The issue is what next. The Allies weren’t going to back down.
War continues into 1816/1817. And Napoleon loses again.
Even if he won, would he have lived past 1821 (discounting the Helena arsenic theory)?
Without him, the Napoleonic Wars are like the (first) Hundred Years War, the Frondes, Vietnam, Algeria: conflicts where French common sense finally prevails and they move on.
And Napo wasn’t the same as 10 years prior, neither his army: the bulk of the Grande Armée died in Russia and the ranks were filled with young recruits.
His generals weren’t as good either, especially thinking at saving theirs gains (various kingdoms and so).
His adversaries were more informed and bonus: they knew he could be defeated since they’ve done that the prior year. And they were not afraid of an invasion of Britain like in 1805, not even of Germany…
Probably generally true, but one arguably critical failure Napoleon likely made in the Waterloo campaign is he left probably his best general all time in Paris. He had reason to and it might just have been worth it if he won Waterloo without him. But he stood a better chance of winning with him and winning was critical so he probably should have brought him.

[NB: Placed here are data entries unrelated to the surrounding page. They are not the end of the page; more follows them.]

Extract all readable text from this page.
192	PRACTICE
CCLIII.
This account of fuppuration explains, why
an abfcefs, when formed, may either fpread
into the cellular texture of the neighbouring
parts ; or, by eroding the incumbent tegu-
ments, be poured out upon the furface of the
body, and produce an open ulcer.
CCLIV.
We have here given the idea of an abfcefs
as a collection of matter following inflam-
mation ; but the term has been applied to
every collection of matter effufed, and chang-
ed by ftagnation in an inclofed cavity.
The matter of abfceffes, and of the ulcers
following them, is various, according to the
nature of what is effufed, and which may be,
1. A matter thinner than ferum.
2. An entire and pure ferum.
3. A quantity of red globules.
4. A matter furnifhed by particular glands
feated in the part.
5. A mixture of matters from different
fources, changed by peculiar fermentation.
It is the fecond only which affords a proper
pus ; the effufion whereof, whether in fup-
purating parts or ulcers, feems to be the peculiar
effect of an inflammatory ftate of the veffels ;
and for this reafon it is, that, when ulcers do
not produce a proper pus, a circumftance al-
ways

Napoleon was a capable political leader who introduced many worthy reforms, reduced corruption and was that rare combination of able general and enlightened despot.
However, his constant military focus, though often successful, completely exhausted France. His relatives were less worthy rulers than he was, failing to win over important countries like Spain. Eventually his exhausted soldiers would have united against him in protest against his constant warmongering. If his opponents had not united to do so first.
Over the medium term I don’t think much would have changed. England and Austria-Hungary would have struck again after he continued to provoke them.
He was also missing Berthier, his consumate general staff officer. Instead, he had Soult fulfilling that role. Soult’s badly worded order to Grouchy contributed to the ability of the Prussians to evade Grouchy and arrive at the late stages of the Waterloo battle.
Wellington commented to his staff that he needed either Blücher or nightfall to win the battle. Soult and Grouchy combined gave Blücher the opportunity.